In late September, Australia's financial crime regulator AUSTRAC slapped a record AU$1.3 billion (US$912.6 million) fine on Westpac, one of the country's largest lenders, for multiple money-laundering and counter-terrorism financing violations. Among the most noteworthy of them: IFTI reporting failures to reasonably monitor customers for transactions linked to possible child exploitation and two failures to assess correspondent banking relationships' money laundering and terrorism financing risks. If the Federal Court of Australia approves the fine, it will become largest civil penalty in Australia's history.

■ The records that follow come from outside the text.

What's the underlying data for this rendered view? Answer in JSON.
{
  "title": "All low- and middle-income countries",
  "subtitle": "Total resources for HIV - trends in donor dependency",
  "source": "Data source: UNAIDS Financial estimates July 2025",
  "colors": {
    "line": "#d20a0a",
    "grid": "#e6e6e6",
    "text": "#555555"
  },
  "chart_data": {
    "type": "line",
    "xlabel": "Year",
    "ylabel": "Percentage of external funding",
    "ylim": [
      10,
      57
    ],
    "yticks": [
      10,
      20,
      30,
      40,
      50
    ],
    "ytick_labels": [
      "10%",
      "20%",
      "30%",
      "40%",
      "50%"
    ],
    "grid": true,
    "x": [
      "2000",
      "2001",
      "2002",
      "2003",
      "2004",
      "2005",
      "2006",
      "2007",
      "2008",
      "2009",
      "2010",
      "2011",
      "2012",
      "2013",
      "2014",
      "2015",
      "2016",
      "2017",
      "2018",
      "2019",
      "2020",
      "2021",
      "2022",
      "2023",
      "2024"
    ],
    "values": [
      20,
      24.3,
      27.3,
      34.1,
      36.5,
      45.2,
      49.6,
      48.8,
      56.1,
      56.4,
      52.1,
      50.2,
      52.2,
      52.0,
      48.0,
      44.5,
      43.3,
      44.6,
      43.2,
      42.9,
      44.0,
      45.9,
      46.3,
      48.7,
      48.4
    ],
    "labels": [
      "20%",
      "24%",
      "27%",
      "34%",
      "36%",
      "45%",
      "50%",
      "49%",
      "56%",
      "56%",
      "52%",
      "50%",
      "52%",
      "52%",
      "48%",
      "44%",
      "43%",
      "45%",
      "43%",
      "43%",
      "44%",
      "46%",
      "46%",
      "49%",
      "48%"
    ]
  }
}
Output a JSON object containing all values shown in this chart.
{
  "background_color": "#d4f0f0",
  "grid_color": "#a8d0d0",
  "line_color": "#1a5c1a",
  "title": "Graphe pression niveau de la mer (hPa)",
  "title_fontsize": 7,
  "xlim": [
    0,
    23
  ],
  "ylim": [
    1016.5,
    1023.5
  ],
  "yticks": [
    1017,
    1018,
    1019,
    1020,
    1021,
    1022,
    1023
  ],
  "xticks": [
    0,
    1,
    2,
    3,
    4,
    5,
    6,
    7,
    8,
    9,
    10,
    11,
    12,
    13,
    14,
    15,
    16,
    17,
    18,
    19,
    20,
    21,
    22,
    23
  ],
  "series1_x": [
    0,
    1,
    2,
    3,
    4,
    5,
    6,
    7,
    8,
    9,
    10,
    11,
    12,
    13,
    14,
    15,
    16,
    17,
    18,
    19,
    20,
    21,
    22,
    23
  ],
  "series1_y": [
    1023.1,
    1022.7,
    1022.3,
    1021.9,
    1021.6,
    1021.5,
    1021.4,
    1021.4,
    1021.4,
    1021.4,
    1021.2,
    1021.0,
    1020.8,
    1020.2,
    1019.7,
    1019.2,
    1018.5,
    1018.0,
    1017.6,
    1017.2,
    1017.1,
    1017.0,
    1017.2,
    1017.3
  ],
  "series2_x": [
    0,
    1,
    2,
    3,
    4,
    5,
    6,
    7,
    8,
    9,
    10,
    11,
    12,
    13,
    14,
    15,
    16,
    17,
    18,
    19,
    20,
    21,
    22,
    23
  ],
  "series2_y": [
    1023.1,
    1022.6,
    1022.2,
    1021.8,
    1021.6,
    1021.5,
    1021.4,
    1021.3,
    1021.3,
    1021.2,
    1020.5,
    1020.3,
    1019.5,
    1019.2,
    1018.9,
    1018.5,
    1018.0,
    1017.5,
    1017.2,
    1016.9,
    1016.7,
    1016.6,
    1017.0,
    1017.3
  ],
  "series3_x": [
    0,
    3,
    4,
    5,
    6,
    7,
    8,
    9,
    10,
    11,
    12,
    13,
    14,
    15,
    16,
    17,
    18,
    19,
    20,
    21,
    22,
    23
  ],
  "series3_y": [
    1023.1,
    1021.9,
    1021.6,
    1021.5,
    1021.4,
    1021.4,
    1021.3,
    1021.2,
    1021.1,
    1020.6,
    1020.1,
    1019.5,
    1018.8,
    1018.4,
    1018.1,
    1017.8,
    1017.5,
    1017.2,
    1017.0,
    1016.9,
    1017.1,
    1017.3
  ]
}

"Our role is to harden the financial system against serious crime and terrorism financing, and this penalty reflects the serious and systemic nature of Westpac’s non-compliance,” Nicole Rose, chief executive officer of AUSTRAC, said in a statement.
Given the stiff fine and reputational fallout, Westpac appears serious about addressing its compliance deficiencies. The bank established a legal, regulatory and compliance committee, spent AU$632 million (just about 1/2 of that civil penalty) on financial crime compliance and doubled the size of financial-crime fighting staff over the past three years. It expects to have a dedicated team of 950 by year-end.
Westpac is not the only big Australian lender with money-laundering woes. According to the FinCEN documents leaked in September, up to $US174 million of dirty money flowed through Australian banks. Macquarie Group accounted for about 72% of the suspicious transactions by value and Commonwealth Bank of Australia 44%. Commonwealth Bank was flagged for millions of dollars of transactions in Central Asia.
Yet there is a limit to how well banks can stymie money laundering on their own. After all, they are financial institutions, not regulators or law enforcement agencies. Fines are an effective way for regulators to signal that they take money-laundering breaches seriously, but fines alone won't solve the problem. Rather, AUSTRAC's own capabilities should be enhanced, and the regulator should work more closely with banks to monitor suspicious transactions and take appropriate action.
According to AUSTRAC data cited by The New Daily, Australian banks submitted roughly 250,000 suspicious matter reports (SMRs) to AUSTRAC in the 2018-19 financial year, up a whopping 96% year-on-year. Once banks have submitted a report, it is up to regulators and law enforcement "to investigate that and see if any steps should be taken," financial crime expert Louis de Koker of La Trobe University told The New Daily.